T. Rowe Price, which reduced its workforce as it sought to cut costs during rocky financial markets last year, saw assets under management decline by nearly 25% in 2022, the Baltimore investment firm said Thursday.
In reporting its fourth-quarter and full-year financial results for 2022, T. Rowe noted it ended the year with more than $1.27 trillion in assets under management, down 24.5% from nearly $1.69 trillion a year earlier.
During the fourth quarter, assets under management increased by $44.7 billion, driven by market appreciation and gains, partially offset by net cash outflows.
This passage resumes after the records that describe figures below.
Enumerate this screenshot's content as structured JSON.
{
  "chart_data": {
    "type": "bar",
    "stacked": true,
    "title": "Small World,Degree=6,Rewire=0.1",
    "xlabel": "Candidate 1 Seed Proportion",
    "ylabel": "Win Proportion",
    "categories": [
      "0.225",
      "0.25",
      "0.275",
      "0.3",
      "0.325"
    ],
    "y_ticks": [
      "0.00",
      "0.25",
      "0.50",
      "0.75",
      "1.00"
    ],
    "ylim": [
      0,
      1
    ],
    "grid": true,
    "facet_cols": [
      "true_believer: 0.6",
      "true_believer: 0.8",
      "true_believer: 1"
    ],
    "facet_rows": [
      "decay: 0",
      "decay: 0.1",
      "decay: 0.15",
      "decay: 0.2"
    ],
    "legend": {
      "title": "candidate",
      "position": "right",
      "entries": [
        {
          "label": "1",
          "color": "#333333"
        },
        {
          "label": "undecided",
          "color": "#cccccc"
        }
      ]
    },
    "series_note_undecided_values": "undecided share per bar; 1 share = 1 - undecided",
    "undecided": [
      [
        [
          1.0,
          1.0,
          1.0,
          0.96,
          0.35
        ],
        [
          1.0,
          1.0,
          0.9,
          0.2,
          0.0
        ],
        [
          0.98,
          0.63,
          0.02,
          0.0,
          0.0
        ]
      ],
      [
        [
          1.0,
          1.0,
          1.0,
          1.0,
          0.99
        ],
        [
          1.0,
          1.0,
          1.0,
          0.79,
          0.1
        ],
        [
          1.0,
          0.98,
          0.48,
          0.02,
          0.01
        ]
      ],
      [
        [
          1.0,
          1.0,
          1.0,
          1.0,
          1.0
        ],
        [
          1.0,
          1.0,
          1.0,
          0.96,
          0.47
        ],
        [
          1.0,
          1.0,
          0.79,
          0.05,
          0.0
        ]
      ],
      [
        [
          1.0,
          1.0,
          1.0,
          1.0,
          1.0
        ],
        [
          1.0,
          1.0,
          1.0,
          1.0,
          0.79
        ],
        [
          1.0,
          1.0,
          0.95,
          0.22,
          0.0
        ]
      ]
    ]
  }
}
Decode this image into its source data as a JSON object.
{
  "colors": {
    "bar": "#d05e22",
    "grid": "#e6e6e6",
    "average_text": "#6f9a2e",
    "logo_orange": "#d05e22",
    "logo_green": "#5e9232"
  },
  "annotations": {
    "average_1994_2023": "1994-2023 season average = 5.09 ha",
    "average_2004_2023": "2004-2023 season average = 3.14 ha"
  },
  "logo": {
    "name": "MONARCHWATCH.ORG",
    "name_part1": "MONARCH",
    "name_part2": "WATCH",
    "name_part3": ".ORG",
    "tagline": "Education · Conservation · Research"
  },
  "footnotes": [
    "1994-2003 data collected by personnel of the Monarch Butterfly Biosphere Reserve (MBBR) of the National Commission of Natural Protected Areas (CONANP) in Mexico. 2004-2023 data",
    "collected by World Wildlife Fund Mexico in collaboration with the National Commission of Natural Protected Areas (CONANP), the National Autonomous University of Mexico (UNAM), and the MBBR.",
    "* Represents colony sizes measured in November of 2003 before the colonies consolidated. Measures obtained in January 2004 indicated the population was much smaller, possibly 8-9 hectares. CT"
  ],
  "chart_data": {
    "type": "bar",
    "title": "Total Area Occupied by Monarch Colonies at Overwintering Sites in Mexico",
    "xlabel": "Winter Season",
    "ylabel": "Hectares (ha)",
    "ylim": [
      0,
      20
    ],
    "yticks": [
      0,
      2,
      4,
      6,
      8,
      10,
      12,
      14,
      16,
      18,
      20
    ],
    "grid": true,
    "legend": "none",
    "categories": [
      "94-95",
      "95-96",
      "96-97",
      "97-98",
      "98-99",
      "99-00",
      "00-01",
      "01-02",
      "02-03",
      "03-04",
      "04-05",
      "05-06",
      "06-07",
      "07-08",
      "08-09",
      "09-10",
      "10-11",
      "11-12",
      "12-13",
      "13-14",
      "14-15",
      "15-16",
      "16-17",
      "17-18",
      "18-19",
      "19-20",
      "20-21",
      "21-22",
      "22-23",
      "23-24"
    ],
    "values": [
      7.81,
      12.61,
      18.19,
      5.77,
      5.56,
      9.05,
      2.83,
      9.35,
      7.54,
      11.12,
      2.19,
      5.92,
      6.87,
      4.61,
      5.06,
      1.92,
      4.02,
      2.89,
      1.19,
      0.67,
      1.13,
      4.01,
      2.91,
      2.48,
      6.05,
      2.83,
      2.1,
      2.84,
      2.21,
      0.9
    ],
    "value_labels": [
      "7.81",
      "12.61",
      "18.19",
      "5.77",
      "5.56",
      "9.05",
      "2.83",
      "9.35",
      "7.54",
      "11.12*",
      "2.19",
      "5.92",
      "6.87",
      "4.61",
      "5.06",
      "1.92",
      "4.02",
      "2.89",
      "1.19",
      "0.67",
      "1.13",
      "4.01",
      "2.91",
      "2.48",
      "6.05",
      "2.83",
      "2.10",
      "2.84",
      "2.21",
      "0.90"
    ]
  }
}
The firm reported net client outflows of $17.1 billion for the fourth quarter and $61.7 billion for the year.
Equities accounted for $14.3 billion in fourth-quarter net outflows, largely driven by the firm’s growth-oriented strategies, primarily U.S. large-cap growth. These outflows were partly offset by net inflows into structured research, all-cap, and dividend growth strategies, the firm said.
T. Rowe Price President and CEO Rob Sharps noted that stocks closed out their worst year since 2008 even though all developed equities markets and most in emerging markets saw gains in the fourth quarter. And despite a late rally in bond markets, he said, the Bloomberg U.S. Aggregate Bond Index experienced its worst year since its inception in 1976.